Background: Mobile health (mHealth) tools have shown promise in clinical photo and wound documentation for their potential to improve workflows, expand access to care, and improve the quality of patient care. However, some barriers to adoption persist.
Objective: This study aims to understand the social, organizational, and technical factors affecting clinicians’ adoption of a clinical photo documentation mHealth app and its implications for clinical workflows and quality of care.

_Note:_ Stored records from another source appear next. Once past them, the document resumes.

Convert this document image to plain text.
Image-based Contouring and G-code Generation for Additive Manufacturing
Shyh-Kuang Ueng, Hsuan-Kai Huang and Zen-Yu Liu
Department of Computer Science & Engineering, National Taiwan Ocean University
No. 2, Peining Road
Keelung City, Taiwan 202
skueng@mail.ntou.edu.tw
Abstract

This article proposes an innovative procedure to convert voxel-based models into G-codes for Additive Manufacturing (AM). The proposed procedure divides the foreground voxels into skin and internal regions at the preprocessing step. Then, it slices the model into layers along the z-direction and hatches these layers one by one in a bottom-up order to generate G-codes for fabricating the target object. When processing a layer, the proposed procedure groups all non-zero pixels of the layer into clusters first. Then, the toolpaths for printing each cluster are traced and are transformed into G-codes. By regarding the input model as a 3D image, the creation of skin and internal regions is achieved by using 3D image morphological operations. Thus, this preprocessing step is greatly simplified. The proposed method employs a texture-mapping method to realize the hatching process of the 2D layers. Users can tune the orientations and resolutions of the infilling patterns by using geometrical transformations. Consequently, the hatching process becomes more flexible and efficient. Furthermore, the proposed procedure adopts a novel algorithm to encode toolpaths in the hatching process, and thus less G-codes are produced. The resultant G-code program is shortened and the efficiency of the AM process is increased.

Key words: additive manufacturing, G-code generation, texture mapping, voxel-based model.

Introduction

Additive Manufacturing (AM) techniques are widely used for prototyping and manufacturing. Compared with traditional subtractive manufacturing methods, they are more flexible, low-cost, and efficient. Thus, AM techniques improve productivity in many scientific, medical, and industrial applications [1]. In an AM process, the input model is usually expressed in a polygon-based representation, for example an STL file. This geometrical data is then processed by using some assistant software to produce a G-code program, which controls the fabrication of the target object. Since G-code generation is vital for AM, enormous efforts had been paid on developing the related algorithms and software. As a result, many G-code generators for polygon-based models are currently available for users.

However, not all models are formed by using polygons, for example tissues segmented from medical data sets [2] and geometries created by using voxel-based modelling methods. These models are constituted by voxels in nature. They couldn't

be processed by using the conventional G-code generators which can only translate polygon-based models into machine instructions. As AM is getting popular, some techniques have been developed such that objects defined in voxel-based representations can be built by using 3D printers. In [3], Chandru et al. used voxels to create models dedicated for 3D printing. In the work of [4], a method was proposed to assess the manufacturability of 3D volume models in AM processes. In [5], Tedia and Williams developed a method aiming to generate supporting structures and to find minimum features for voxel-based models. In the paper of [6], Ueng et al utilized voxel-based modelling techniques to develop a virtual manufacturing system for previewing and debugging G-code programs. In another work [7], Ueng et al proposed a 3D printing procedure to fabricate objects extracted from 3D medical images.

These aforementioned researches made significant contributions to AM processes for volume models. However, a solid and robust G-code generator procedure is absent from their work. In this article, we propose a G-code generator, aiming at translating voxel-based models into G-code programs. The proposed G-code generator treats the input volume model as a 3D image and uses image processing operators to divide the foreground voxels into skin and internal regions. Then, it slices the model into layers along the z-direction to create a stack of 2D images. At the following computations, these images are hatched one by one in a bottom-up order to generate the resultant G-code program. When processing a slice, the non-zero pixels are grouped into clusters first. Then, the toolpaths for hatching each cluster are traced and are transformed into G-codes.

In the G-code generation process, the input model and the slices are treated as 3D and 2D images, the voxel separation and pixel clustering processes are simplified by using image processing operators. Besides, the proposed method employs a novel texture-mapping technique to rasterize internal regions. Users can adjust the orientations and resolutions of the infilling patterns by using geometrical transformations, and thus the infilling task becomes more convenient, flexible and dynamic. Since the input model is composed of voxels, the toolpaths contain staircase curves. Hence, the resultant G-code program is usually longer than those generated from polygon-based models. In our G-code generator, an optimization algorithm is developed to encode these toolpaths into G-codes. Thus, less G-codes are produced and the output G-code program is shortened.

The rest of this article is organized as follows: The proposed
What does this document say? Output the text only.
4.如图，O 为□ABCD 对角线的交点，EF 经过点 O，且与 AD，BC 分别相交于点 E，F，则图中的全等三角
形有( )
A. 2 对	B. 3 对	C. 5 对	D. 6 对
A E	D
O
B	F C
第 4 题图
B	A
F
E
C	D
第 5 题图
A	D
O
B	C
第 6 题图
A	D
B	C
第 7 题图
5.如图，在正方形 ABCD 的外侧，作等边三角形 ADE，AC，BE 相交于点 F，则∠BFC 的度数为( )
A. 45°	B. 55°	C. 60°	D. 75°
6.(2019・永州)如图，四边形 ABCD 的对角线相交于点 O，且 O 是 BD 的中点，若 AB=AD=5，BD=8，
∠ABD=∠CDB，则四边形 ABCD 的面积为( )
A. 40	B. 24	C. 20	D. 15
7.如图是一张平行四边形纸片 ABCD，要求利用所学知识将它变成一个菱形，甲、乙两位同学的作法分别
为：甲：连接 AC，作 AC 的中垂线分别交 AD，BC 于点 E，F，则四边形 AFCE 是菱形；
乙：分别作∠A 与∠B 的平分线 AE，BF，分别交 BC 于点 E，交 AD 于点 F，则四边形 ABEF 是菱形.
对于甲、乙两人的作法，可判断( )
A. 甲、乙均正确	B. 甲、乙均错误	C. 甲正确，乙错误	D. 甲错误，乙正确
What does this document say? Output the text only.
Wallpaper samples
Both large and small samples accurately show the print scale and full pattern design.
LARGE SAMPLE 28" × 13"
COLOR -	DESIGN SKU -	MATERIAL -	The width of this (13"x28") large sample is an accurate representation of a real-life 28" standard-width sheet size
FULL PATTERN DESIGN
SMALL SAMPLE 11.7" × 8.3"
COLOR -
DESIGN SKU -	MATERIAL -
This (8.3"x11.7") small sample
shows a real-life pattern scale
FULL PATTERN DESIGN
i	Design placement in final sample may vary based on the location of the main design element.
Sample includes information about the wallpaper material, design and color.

Methods: A qualitative case study of a clinical photo and wound documentation app called imitoCam was conducted. The data were collected through 20 in-depth interviews with mHealth providers, clinicians, and medical informatics experts from 8 clinics and hospitals in Switzerland and Germany.
Results: According to the study participants, the use of mHealth in clinical photo and wound documentation provides numerous benefits such as time-saving and efficacy, better patient safety and quality of care, enhanced data security and validation, and better accessibility. The clinical workflow may also improve when the app is a good fit, resulting in better collaboration and transparency, streamlined daily work, clinician empowerment, and improved quality of care. The findings included important factors that may contribute to or hinder adoption. Factors may be related to the material nature of the tool, such as the perceived usefulness, ease of use, interoperability, cost, or security of the app, or social aspects such as personal experience, attitudes, awareness, or culture. Organizational and policy barriers include the available clinical practice infrastructure, workload and resources, the complexity of decision making, training, and ambiguity or lack of regulations. User engagement in the development and implementation process is a vital contributor to the successful adoption of mHealth apps.
Conclusions: The promising potential of mHealth in clinical photo and wound documentation is clear and may enhance clinical workflow and quality of care; however, the factors affecting adoption go beyond the technical features of the tool itself to embrace significant social and organizational elements. Technology providers, clinicians, and decision makers should work together to carefully address any barriers to improve adoption and harness the potential of these tools.